As the Presidential Election Petition Tribunal resumes sitting on Monday (today), the Independent National Electoral Commission is scheduled to open its defence in response to the petition filed by Alhaji Atiku Abubakar and his Peoples Democratic Party challenging the outcome of the February 23, 2019 presidential poll.

The Justice Mohammed Garba-led tribunal of five judges had after the petitioners rested their case with 62 witnesses on July 19 adjourned further proceedings till Monday for INEC to open its defence.

The petitioners’ legal team led by Dr Livy Uzoukwu (SAN) tendered as exhibits over 50,000 documents, mostly result sheets from 11 states where they mainly disagreed with the outcome of the poll.

INEC is the 1st respondent to the petition, while President Muhammadu Buhari and his All Progressives Congress, whose victory at the poll are being challenged by the petitioners, are the 2nd and the 3rd respondents, respectively.

INEC’s Director, Information and Communications Technology, Mr Chidi Nwafor, is one of the commission’s proposed witnesses.

INEC, whose legal team is led by Yunus Usman (SAN), has six days to present its case. Buhari and the APC will in turn take six days each to present their defence.

Nwafor, in his statement on oath attached to INEC’s reply to the petition, denied the “server results” which the petitioners were laying claim to as the authentic results of the last presidential poll.

INEC had declared that Buhari and the APC won the February 23 election with 15,191,847 votes to defeat his closest rival, Atiku, whom it said polled 11,262,978 votes.

Atiku and his party had urged the tribunal to hold that “from the data” in INEC’s server “the true, actual and correct results” from “state to state computation” showed that they polled a total of 18,356,732 votes to defeat Buhari whom they said scored 16,741,430 votes.

By calculation, Atiku and the PDP claimed to have defeated Buhari by 1,615,302 votes.

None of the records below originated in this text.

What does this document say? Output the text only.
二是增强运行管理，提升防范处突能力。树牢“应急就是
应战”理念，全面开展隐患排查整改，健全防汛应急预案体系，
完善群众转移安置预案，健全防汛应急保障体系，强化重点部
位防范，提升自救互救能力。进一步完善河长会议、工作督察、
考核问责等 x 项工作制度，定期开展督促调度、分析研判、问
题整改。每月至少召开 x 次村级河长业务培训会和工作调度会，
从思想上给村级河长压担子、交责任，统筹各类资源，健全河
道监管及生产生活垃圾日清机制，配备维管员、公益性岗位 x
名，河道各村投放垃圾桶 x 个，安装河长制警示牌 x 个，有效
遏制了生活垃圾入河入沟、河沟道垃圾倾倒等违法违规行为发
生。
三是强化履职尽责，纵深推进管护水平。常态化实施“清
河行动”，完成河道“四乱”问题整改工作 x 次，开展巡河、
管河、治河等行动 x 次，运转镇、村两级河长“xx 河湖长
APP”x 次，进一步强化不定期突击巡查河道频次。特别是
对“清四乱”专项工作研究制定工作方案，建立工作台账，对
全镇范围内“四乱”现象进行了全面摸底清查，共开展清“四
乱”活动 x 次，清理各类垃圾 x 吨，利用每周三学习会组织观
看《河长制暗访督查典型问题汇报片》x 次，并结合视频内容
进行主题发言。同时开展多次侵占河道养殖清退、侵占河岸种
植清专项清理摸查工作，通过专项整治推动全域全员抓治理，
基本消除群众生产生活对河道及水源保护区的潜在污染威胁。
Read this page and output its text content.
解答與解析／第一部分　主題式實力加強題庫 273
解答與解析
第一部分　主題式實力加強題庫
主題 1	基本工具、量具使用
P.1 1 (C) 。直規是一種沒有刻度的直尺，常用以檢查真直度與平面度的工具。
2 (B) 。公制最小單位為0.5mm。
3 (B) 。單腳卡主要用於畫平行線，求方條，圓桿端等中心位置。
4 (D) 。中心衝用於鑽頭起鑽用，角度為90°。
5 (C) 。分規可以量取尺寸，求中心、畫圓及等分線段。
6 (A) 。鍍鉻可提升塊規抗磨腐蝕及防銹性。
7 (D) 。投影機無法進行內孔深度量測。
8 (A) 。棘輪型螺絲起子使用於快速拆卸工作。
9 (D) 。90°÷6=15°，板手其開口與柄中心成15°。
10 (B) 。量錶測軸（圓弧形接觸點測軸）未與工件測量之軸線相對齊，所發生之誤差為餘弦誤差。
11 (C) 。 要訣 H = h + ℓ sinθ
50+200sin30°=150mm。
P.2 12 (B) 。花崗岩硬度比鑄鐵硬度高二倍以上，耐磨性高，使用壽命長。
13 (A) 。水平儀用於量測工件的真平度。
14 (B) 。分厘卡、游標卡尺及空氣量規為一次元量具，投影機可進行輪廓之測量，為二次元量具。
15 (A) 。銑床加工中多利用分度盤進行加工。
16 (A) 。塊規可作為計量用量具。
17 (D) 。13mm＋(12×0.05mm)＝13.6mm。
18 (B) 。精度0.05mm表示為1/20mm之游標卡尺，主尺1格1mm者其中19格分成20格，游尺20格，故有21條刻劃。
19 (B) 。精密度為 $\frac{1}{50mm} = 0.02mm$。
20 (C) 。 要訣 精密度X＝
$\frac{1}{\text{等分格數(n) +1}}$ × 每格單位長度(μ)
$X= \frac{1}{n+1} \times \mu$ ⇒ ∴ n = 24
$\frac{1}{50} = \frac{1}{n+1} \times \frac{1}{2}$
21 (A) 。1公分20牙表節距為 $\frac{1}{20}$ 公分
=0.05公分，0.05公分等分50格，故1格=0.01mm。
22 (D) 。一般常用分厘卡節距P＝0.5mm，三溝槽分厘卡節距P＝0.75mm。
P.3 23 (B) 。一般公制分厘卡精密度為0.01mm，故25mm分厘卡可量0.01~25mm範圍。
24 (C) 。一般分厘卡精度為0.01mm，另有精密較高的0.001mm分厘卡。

But Nwafor stated in his witness statement on oath that all the results of the election were collated manually and were never transmitted electronically.

He stated, “That the petitioners did not win the majority of the lawful votes cast and did not satisfy the mandatory constitutional requirement to be declared winner having polled 11,262,978 and one quarter of all lawful votes cast in 29 states and the Federal Capital Territory, Abuja as against the 2nd respondent who scored 15,191,847 votes cast and one quarter of the lawful votes cast in 33 states and the Federal Capital Territory, Abuja.”

Meanwhile, the Supreme Court has been asked to disqualify President Muhammadu Buhari as the All Progressives Congress’ candidate in the last presidential election.

Three appellants, Kalu Agu, Labaran Ismail, Hassy El-Kunis are, by their appeal before the apex court, challenging the July 12, 2019 judgment of the Court of Appeal in Abuja which dismissed their case.

They had through their suit first filed before the Federal High Court in Abuja alleged that Buhari was not qualified to contest the last presidential poll on the grounds that he submitted false information regarding his academic qualification and certificate to the Independent National Electoral Commission after emerging as the APC’s candidate for the poll.

But Justice Ahmed Mohammed of the Federal High Court in Abuja had in his judgment delivered on May 2, 2019 struck out the suit for being statute-barred.

The three appellants have appealed to the Supreme Court.

In their notice of appeal dated and filed July 24, 2019, the appellants through their counsel, Ukpai Ukairo, presented 12 grounds for the setting aside of the judgment of the Court of Appeal.